Знаю, что нехорошо так делать за спиной матери, но, если речь идёт о спасении родного человека, это не грех. Выслушав, Ефим коротко сказал: «Сейчас приеду» – и прилетел, как на ракете. Марк с недовольной миной – «Кого это там принесло?» – пошёл глянуть в камеру, кто стоит перед воротами. Не знаю, что сказал ему Ефим, какой выдумал предлог, выдумал ли вообще, но Марк его впустил.
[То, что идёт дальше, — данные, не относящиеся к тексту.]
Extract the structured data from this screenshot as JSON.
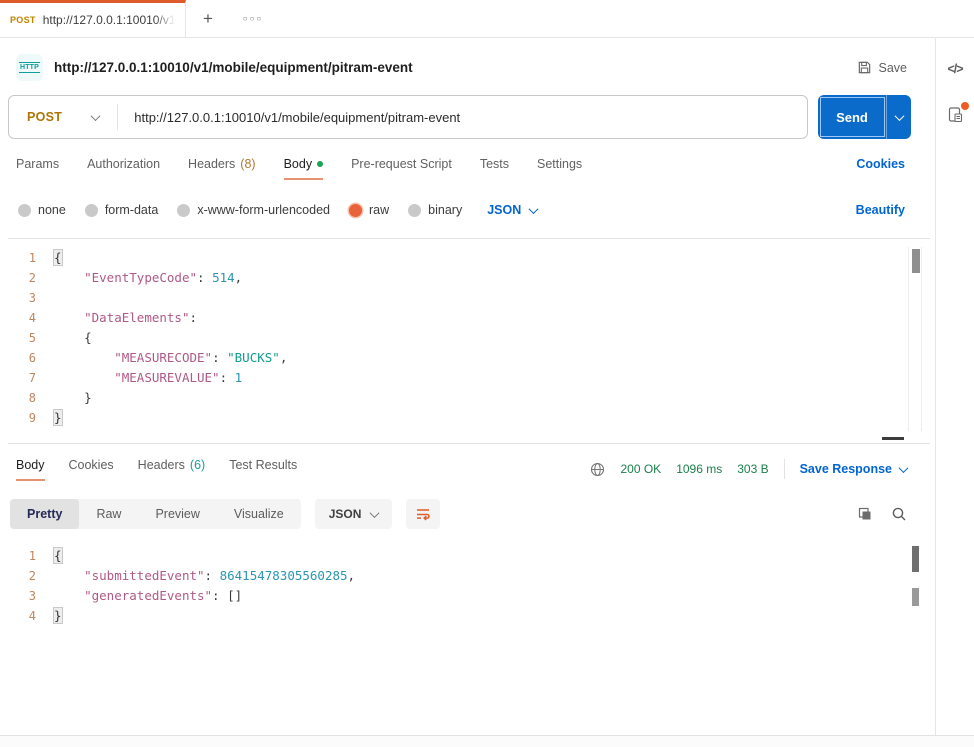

У меня ёкнуло сердце: не зря ли я это затеяла, неизвестно, на что способен этот урод, у него же мозги набекрень. Увидев Ефима, я поняла, что не зря. Приехал совсем другой человек: каменное лицо, железный взгляд. Он даже расширился в плечах и выглядел не толстяком, а могучим. Человек-скала!
– Чего надо? – с раздражением спросил Марк.
Не ответив, Ефим со всей силой врезал ему в челюсть. Затем взял нас с мамой в охапку и увёз к себе.
6. Беда
– Мне как-то неспокойно, он заявит на тебя, что ты его ударил, и тебя привлекут, – волновалась мама.
– Не заявит, – заверил Ефим. – Он никогда больше ни тебя, ни Славу не потревожит.
– Почему ты так уверен?
– Я знаю.
– Откуда ты знаешь? Ты с ним разговаривал? – всполошилась мать.
– Не будем больше об этом, это в прошлом.
Спрашивать, как ему удалось отвадить от нас Марка, я не рискнула. Поняла, что он не скажет и надо забыть. Предположила, что его таинственные влиятельные друзья, у кого он наводил справки о Марке, помогли. Или сам по-мужски разобрался с этим козлом, и тот струхнул – трус же. Хотя я за Ефима немного беспокоилась: трусы злопамятный народец, от них чего угодно жди.
Ефима я уже не стеснялась. Наоборот, гордилась им и восхищалась. Настоящий мужчина! Примчался на выручку, вступился за нас. Первое впечатление, что он мягкотелый, доверчивый, этакая глина, из которой легко лепить разные фигурки, – обманчиво. Он кремень. Это счастье, что мы опять все вместе, втроём. Я надеялась, что мама образумилась и от него уже не уйдёт. Недолго я ликовала – не прошло и месяца, как она объявила ему, что не имеет права больше злоупотреблять его добротой, хочет пожить самостоятельно, им обоим нужно всё обдумать и на время разойтись. Как же я на неё разозлилась!
– Опять ты всё рушишь! – накинулась я на неё. – На фиг ты тогда увезла меня из Питера?
– Я же не знала, что всё так обернётся, а в Питер мы вернёмся или в самой Москве купим квартиру.
– На какие шиши купим? Работы пока нет, на квартиру денег нет, ты отдала их этому мерзавцу!
– Хватит меня попрекать! Я не предлагаю покупать завтра. Пока снимем жильё. Я устроюсь в больницу санитаркой, уже ищу, поднакопим денег, а там видно будет. Можем кредит взять.